UBC Theses and Dissertations
Development of a CNG intensifier for high pressures Aichinger, Christoph
A CNG intensifier has been designed to compress natural gas from a variable, elevated-pressure storage source (20 - 200 bar) to a constant high discharge pressure (200 bar). The intensifier delivers variable amounts of gaseous fuel (5 - 43 kg/hr) at a maximum required pressure ratio of 10:1 for fueling a heavy duty bus diesel engine which is converted to a gas-diesel engine. Based on a study of alternative intensifier concepts, a single-stage and a two-stage reciprocating crank-shaft driven intensifier prototype was built.
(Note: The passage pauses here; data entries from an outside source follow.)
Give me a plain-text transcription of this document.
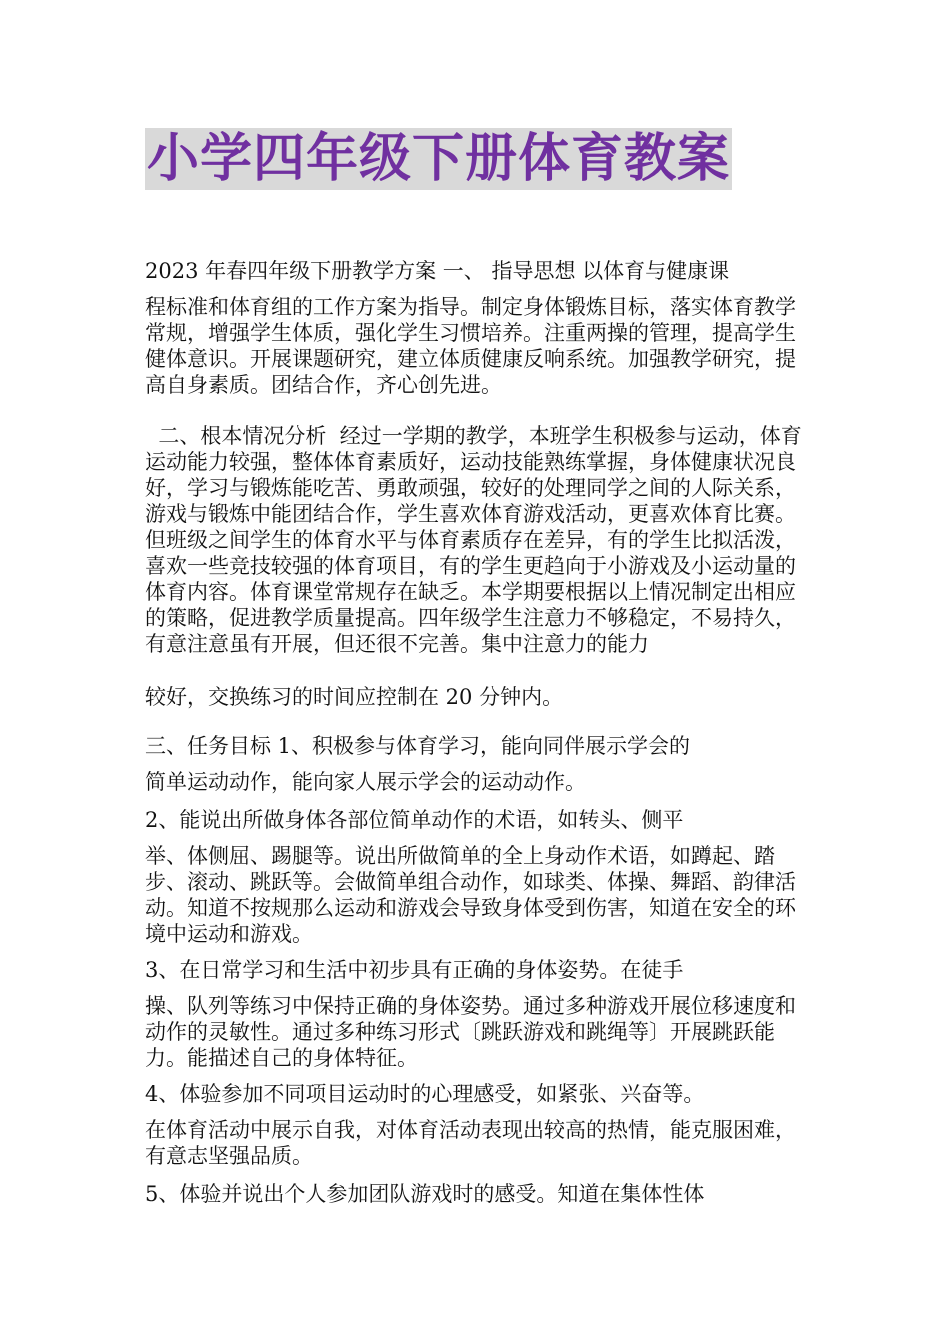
小学四年级下册体育教案
2023 年春四年级下册教学方案 一、 指导思想 以体育与健康课

程标准和体育组的工作方案为指导。制定身体锻炼目标，落实体育教学常规，增强学生体质，强化学生习惯培养。注重两操的管理，提高学生健体意识。开展课题研究，建立体质健康反响系统。加强教学研究，提高自身素质。团结合作，齐心创先进。

二、根本情况分析  经过一学期的教学，本班学生积极参与运动，体育运动能力较强，整体体育素质好，运动技能熟练掌握，身体健康状况良好，学习与锻炼能吃苦、勇敢顽强，较好的处理同学之间的人际关系，游戏与锻炼中能团结合作，学生喜欢体育游戏活动，更喜欢体育比赛。但班级之间学生的体育水平与体育素质存在差异，有的学生比拟活泼，喜欢一些竞技较强的体育项目，有的学生更趋向于小游戏及小运动量的体育内容。体育课堂常规存在缺乏。本学期要根据以上情况制定出相应的策略，促进教学质量提高。四年级学生注意力不够稳定，不易持久，有意注意虽有开展，但还很不完善。集中注意力的能力

较好，交换练习的时间应控制在 20 分钟内。
三、任务目标 1、积极参与体育学习，能向同伴展示学会的

简单运动动作，能向家人展示学会的运动动作。

2、能说出所做身体各部位简单动作的术语，如转头、侧平

举、体侧屈、踢腿等。说出所做简单的全上身动作术语，如蹲起、踏步、滚动、跳跃等。会做简单组合动作，如球类、体操、舞蹈、韵律活动。知道不按规那么运动和游戏会导致身体受到伤害，知道在安全的环境中运动和游戏。

3、在日常学习和生活中初步具有正确的身体姿势。在徒手

操、队列等练习中保持正确的身体姿势。通过多种游戏开展位移速度和动作的灵敏性。通过多种练习形式〔跳跃游戏和跳绳等〕开展跳跃能力。能描述自己的身体特征。

4、体验参加不同项目运动时的心理感受，如紧张、兴奋等。

在体育活动中展示自我，对体育活动表现出较高的热情，能克服困难，有意志坚强品质。

5、体验并说出个人参加团队游戏时的感受。知道在集体性体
The bore and stroke dimensions of both intensifiers are 31.75 mm and 82.55 mm, respectively. The stage volume ratio of the two-stage intensifier is 2.78:1. The performance of the intensifier prototypes was measured at pressure ratios between 6:1 and 12:1 while keeping the discharge pressure constant at 200 bar. Taking into account volumetric efficiency and the need to limit compression temperature for satisfactory life of the elastomer seals, the performance of the intercooled two-stage intensifier prototype proved to be decisively superior, providing volumetric efficiencies of 92 per cent, isentropic efficiencies of 77 per cent and maximum operating temperatures of 120°C with air cooling at design pressure ratio (10:1). A bore-to-valve area ratio of 16:1 or less was found to be adequate to limit the valve flow velocity to Mach numbers less than 0.1. The test results of the proposed two-stage intensifier indicate a potential for efficient intensifier operation at pressure ratios exceeding 10:1. However, the crank-shaft actuation of the intensifier can lead to friction- and alignment-related problems at higher piston frequencies and it is suggested that a variable displacement, hydraulic actuator could be utilized to further improve efficiency and to offer better controlability.